We live in a cold climate, on the Northumberland Strait of New Brunswick, Canada. To live in this climate we need to make choices to include staying comfortable during the long winter months with a minimal impact on the environment. When I lived in Missouri, my winter coat included a waterproof wind breaker with a removable fleece lining. Now that I live in New Brunswick I needed to upgrade to a longer, down filled winter coat with an internal wind break. My new NB winter coat cost me a bit more than my old Missouri coat, but the benefits I receive are well worth the added cost.
Choosing superinsulated design for a home is a similar choice. We build homes on what are common building practices. Homes built today are better insulated than homes built prior to 1970. However, we still rely too heavily on heating systems to provide our comfort. Superinsulated design begins from the premise that if we built higher efficency into our homes, we would spend much less to heat (and cool) our homes over time. The additional 5-10% in construction cost would be more than offset over the life of the building not to mention the additional comfort provided. What are some of the benefits:
- Reduced Heat Loss = Lower Fuel Bills: The heat loss in a superinsulated house is 60-80% lower than that of a pre-1970 conventional house, with a 80-90% reduction in annual fuel cost.
- Few Architectural Constraints: Almost any housing type or style can be built using superinsulation principles. However, some are better suited than others.

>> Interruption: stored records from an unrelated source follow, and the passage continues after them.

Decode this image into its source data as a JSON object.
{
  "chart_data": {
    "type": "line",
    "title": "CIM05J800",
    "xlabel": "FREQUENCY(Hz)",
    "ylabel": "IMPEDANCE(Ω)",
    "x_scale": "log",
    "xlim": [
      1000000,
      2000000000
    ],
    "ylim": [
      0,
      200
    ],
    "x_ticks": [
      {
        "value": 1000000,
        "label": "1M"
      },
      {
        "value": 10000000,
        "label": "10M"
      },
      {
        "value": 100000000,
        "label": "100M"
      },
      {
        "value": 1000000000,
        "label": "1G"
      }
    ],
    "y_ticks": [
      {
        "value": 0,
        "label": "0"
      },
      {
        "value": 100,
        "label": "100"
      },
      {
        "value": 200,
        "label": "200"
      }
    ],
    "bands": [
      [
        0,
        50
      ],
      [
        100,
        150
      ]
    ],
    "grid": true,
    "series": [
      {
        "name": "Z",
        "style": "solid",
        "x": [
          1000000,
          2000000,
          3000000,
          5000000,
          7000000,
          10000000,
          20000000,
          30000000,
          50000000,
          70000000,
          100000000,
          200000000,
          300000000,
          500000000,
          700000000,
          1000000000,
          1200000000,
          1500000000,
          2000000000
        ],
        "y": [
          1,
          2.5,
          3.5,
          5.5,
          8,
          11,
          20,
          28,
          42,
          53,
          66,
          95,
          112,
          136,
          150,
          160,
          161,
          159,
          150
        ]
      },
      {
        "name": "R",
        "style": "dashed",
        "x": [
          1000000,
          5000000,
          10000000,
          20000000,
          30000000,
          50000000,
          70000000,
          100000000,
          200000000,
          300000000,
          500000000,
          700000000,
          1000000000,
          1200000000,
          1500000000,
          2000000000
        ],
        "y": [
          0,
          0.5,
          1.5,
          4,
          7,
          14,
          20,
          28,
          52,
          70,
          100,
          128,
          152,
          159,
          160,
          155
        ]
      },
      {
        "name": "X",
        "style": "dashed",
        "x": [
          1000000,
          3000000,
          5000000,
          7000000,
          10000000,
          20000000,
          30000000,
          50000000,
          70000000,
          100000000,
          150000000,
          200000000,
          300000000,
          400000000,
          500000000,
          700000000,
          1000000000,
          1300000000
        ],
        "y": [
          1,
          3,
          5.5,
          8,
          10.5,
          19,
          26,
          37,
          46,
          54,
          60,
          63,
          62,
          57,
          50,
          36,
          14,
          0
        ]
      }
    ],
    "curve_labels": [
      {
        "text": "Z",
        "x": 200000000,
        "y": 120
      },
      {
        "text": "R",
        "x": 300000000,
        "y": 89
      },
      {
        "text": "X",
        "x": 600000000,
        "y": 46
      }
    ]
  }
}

- Microclimate Is Not Significant: While wind protection and solar orientation are desirable, they are not critical factors in the building design and operation.
- Macroclimate Is Less Important: The superinsulation principles are applicable to most cilmates with the exception of severe extremes.
- No Need To Retool: A superinsulated house can be designed using local materials, trades, and building techniques, but with refinements. The one new and important constraint placed upon the the building industry - a stricter attention to quality.
- Do Not Require Sacrifices: Sperinsulated homes can have better air quality, can have plenty of natural light, provide even temperatures throughout, eliminate drafts, eliminate cold surfaces, control humidity, and are quiet.
In future posts, I will discuss how a superinsulated home works and provide some examples of homes based upon traditional housing types found in the maritimes.
Many of the principles and concepts presented in my posts are gleaned from "The Superinsulated Home Book" by J.D. Ned Nisson & Gautam Dutt published 1985 by John Wiley & Sons. Most of the principles they presented in 1985 still hold true today and are still in practice. Unfortunately the book is no longer in print, but can be found in some public libraries and used on Amazon for a price (I was lucky and got my copy for $35). If you are serious about building a superinsulated house, I would highly recommend investing in this book.